Sometimes last year, I gave some ideas to a friend on different ways in utilizing chicken rotisserie. Yeap, those ready-made chicken from deli! I wouldn't say that she loves cooking, she is alright with cooking, I guess. The kick though is that she can't stand cutting up chicken! Huh. I don't know whether this is a common dislike, or it's just my luck having not one, but THREE friends who can't stand cutting chicken.
Anyhoo, so we were talking recently and long story short, she thinks I should post on some of these tips. She just passed on these ideas/recipes to another friend of hers, a super budget-queen personality (who is working on her blog about budget-living) and of course, the friend instantly think 'a great way to stretch rottiserie chicken (which is pretty inexpensive when it can be done more than million ways).'
Well, so I went to my neighborhood deli, grabbed 1 whole rotisserie chicken. So many ways of doing it. But I thought I will do it in different posts.
This time around, 1 chicken 4 ways.
First, I cut out the breast part, then cut them up to chunks; half for chicken salad and the other half as topping for flat-bread pizza.
Thighs and legs, shred it up; half for chicken verde tacos, and half as filling for cold egg-rolls or chicken soup.
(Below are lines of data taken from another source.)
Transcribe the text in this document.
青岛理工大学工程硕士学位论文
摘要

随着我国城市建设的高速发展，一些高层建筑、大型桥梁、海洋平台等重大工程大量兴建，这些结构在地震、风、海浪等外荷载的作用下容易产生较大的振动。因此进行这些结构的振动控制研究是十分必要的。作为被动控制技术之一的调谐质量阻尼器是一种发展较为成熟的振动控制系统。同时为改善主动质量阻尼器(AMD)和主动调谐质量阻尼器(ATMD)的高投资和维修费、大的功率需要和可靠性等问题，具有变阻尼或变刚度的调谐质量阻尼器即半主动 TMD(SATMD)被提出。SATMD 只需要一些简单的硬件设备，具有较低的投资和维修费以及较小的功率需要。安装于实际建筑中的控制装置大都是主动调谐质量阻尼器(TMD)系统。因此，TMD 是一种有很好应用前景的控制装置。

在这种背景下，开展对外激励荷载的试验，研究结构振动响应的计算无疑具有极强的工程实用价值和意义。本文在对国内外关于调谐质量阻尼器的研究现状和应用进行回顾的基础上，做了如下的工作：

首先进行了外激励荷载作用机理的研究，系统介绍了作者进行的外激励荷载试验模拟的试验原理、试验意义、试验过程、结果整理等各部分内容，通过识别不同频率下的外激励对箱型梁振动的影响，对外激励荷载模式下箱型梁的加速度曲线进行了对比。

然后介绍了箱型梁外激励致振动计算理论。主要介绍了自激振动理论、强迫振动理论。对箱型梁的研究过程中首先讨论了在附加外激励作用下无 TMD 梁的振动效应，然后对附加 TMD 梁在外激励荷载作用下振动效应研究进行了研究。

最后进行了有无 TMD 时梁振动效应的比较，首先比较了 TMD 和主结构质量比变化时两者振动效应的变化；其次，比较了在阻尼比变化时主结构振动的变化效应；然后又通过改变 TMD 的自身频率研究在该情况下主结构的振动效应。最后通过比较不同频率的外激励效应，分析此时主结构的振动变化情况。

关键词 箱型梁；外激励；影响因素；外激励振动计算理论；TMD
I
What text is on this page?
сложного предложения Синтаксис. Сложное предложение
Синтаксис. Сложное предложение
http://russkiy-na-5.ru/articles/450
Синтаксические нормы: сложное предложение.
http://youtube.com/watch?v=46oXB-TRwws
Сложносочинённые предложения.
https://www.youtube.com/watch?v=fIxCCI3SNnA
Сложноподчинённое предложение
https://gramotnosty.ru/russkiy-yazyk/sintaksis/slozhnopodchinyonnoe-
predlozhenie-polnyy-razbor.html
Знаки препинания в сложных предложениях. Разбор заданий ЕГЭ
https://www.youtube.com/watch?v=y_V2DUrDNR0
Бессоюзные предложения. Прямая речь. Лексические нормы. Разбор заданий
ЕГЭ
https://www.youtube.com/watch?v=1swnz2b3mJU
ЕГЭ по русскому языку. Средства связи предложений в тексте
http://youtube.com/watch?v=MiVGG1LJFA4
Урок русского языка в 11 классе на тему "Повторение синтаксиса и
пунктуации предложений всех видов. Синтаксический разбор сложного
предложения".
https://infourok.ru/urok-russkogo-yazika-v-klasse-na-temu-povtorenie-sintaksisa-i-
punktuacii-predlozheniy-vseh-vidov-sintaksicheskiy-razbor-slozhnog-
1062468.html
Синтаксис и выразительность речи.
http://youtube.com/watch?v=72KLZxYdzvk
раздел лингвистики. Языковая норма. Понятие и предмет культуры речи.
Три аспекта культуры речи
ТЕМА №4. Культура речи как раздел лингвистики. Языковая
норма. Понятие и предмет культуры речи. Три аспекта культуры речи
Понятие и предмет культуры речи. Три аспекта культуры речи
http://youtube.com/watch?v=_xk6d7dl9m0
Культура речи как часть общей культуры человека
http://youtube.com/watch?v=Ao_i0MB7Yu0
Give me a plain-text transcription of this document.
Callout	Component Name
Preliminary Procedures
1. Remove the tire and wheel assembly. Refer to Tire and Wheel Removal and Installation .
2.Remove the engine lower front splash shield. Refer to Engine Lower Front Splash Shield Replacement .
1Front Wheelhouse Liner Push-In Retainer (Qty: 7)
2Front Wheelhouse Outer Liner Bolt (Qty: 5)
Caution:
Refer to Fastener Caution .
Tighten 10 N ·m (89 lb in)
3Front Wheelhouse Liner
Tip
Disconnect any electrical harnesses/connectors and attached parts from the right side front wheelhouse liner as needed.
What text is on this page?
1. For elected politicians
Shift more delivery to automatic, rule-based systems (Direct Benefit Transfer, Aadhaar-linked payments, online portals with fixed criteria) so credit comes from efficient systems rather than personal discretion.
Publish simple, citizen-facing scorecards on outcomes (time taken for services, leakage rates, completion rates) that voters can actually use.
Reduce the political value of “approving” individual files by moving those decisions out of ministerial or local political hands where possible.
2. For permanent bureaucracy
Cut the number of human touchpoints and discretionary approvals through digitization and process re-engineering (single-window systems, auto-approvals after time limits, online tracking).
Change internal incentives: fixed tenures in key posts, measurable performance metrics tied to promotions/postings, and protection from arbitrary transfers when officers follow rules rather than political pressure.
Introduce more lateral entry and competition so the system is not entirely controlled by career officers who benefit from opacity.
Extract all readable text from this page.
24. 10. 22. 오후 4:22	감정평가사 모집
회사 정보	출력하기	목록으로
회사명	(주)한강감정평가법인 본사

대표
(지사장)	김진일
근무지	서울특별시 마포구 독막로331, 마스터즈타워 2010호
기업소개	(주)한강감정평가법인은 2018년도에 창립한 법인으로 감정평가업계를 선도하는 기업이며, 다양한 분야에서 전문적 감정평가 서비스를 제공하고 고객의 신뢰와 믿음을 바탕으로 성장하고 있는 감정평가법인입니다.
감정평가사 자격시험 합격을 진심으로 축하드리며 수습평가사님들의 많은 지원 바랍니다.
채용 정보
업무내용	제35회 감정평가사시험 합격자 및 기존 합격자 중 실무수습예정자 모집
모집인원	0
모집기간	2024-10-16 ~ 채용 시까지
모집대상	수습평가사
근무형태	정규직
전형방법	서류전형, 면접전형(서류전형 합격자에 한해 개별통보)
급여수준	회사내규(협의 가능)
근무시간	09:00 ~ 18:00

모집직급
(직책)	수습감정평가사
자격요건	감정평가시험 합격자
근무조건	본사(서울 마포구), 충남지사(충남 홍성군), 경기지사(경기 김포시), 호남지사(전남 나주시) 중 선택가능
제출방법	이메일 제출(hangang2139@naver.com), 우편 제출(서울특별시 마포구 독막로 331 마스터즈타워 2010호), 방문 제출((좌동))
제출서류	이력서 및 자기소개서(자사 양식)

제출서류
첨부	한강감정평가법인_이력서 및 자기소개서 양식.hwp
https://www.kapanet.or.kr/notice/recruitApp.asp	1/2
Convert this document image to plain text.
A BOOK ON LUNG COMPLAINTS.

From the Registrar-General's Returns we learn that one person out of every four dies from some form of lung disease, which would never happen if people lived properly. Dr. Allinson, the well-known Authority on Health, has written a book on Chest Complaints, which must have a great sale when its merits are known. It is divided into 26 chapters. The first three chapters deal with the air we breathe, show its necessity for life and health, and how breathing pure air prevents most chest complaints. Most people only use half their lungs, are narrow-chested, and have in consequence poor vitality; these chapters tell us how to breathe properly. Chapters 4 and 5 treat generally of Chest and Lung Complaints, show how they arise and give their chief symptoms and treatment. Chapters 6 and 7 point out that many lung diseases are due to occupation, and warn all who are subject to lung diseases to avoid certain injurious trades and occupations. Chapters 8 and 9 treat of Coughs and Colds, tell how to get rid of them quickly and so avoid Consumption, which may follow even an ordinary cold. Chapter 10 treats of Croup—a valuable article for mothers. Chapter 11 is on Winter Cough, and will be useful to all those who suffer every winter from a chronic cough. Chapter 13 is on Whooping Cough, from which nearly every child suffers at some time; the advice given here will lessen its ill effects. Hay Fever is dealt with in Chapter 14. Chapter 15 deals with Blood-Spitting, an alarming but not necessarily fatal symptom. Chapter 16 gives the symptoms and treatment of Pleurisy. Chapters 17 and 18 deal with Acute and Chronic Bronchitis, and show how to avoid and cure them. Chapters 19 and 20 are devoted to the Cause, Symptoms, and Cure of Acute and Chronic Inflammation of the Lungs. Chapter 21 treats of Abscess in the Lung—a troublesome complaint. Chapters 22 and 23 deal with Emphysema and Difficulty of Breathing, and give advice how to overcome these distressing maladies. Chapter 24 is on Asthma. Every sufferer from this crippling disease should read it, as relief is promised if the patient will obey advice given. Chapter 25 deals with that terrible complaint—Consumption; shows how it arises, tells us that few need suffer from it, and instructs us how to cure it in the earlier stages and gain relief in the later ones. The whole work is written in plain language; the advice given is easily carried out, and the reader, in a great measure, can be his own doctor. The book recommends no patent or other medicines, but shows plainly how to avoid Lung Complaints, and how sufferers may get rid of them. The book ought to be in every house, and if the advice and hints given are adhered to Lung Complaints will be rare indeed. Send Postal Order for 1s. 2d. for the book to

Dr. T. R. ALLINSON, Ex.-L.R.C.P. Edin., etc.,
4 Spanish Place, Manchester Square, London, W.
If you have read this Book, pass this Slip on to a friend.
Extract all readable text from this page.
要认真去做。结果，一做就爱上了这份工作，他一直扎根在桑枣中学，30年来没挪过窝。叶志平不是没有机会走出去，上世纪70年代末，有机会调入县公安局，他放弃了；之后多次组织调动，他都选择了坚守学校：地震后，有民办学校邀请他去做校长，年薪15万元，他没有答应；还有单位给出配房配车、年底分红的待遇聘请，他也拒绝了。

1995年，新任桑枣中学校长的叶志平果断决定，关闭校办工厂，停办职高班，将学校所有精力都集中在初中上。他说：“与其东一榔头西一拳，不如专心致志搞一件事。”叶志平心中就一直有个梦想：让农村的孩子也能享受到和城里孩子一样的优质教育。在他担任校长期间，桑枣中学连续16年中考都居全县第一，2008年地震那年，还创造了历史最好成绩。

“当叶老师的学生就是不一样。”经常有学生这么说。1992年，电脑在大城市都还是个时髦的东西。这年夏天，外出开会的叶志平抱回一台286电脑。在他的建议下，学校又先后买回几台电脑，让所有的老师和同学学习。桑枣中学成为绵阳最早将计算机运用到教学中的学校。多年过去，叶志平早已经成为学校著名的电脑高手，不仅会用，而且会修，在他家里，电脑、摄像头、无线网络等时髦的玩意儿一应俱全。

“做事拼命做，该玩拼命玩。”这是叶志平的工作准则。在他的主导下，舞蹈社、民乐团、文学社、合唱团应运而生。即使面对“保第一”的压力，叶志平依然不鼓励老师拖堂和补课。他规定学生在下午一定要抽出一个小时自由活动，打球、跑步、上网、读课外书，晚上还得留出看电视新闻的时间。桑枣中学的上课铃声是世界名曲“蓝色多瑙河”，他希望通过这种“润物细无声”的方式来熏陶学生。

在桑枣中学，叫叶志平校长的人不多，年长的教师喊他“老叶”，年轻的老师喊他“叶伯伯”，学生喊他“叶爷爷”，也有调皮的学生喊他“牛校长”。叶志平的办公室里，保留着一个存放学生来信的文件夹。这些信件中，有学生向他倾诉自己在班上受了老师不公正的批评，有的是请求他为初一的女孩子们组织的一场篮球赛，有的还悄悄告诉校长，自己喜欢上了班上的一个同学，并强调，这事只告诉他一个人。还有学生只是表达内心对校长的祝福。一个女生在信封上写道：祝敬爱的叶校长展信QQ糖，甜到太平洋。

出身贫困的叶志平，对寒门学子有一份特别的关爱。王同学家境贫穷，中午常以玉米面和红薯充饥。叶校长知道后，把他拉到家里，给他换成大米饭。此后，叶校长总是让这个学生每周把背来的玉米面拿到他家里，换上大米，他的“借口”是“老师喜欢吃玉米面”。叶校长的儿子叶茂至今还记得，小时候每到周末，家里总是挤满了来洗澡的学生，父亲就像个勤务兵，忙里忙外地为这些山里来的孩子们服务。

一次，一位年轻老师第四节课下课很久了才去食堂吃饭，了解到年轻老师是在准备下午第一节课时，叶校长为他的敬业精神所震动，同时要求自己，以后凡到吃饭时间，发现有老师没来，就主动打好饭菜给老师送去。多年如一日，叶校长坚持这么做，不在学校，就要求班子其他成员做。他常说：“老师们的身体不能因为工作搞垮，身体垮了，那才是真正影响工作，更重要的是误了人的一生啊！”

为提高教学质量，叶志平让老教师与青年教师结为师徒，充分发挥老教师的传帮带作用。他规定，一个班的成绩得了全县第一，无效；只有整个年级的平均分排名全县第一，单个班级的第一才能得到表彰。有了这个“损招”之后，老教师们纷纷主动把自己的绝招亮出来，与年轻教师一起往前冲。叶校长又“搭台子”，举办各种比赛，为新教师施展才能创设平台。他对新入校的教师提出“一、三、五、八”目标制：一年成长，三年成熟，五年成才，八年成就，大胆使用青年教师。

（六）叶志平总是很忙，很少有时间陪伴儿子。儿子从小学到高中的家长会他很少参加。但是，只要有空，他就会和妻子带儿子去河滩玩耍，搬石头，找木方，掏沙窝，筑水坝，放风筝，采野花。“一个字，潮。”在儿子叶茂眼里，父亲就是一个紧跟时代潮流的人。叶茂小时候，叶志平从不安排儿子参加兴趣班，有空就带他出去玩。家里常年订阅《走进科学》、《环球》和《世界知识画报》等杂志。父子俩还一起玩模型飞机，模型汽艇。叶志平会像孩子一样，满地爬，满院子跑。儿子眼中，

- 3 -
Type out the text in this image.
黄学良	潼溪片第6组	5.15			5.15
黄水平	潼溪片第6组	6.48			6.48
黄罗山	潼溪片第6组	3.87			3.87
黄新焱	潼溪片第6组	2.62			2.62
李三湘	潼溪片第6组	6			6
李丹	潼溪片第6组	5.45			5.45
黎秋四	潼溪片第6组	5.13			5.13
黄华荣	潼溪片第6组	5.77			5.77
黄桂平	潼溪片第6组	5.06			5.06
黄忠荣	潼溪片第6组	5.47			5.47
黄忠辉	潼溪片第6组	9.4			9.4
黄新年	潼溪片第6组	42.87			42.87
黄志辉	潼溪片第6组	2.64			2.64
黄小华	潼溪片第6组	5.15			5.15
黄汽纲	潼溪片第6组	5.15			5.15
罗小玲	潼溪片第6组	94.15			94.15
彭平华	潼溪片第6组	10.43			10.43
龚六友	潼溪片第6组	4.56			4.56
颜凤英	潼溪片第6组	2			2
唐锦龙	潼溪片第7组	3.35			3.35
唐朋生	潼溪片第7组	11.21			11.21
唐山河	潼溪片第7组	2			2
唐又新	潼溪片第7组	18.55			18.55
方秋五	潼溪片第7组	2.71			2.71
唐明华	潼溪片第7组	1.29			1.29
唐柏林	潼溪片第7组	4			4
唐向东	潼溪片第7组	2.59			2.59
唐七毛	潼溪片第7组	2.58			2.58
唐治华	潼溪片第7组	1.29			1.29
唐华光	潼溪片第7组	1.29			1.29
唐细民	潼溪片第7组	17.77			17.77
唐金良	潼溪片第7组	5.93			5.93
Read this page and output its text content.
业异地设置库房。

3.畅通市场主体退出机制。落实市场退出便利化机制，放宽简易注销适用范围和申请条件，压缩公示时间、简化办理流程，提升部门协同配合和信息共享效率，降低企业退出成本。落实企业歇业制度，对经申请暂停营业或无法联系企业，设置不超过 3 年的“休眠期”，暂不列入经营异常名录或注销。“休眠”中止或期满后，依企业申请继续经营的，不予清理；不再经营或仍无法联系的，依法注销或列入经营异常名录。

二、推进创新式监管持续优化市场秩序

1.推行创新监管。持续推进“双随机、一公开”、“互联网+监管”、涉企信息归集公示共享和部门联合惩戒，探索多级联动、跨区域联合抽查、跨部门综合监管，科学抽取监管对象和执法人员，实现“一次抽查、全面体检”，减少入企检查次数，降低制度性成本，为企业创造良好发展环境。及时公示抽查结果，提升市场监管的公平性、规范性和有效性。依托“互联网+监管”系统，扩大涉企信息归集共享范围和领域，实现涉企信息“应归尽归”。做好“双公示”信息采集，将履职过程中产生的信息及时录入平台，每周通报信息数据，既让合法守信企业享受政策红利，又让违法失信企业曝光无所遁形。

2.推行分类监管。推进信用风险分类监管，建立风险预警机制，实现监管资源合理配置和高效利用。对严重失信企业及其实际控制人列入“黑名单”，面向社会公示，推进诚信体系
The wings, err...I munch on 'em!!
- Half portion of cut up chunks chicken
- 1/2 cup of olives, chopped
- 1/2 cup of grapes, quartered or halved
- 1/4 cup of celery, chopped
- 1/4 cup of walnuts, chopped
- 1/8 cup of vidalia onions, chopped
- 1/2 to 1 tomatoes, chopped
- 1/4 cup of jicama, chopped (optional)
- handful of parsley and dill (optional), chopped finely
- 1 tbs of mayo
- 1 tsp of spicy hot mustard
- 1 tsp of honey
- 1/2 tsp of paprika
- pepperoncini (optional)
- salt and pepper
- Toss and mix everything together well. It can be served chilled or at room temperature. Most of the ingredients can be substituted or left out, according to individual. Dried cranberries or raisins, slivered almonds, coarsely chopped strawberry, etc.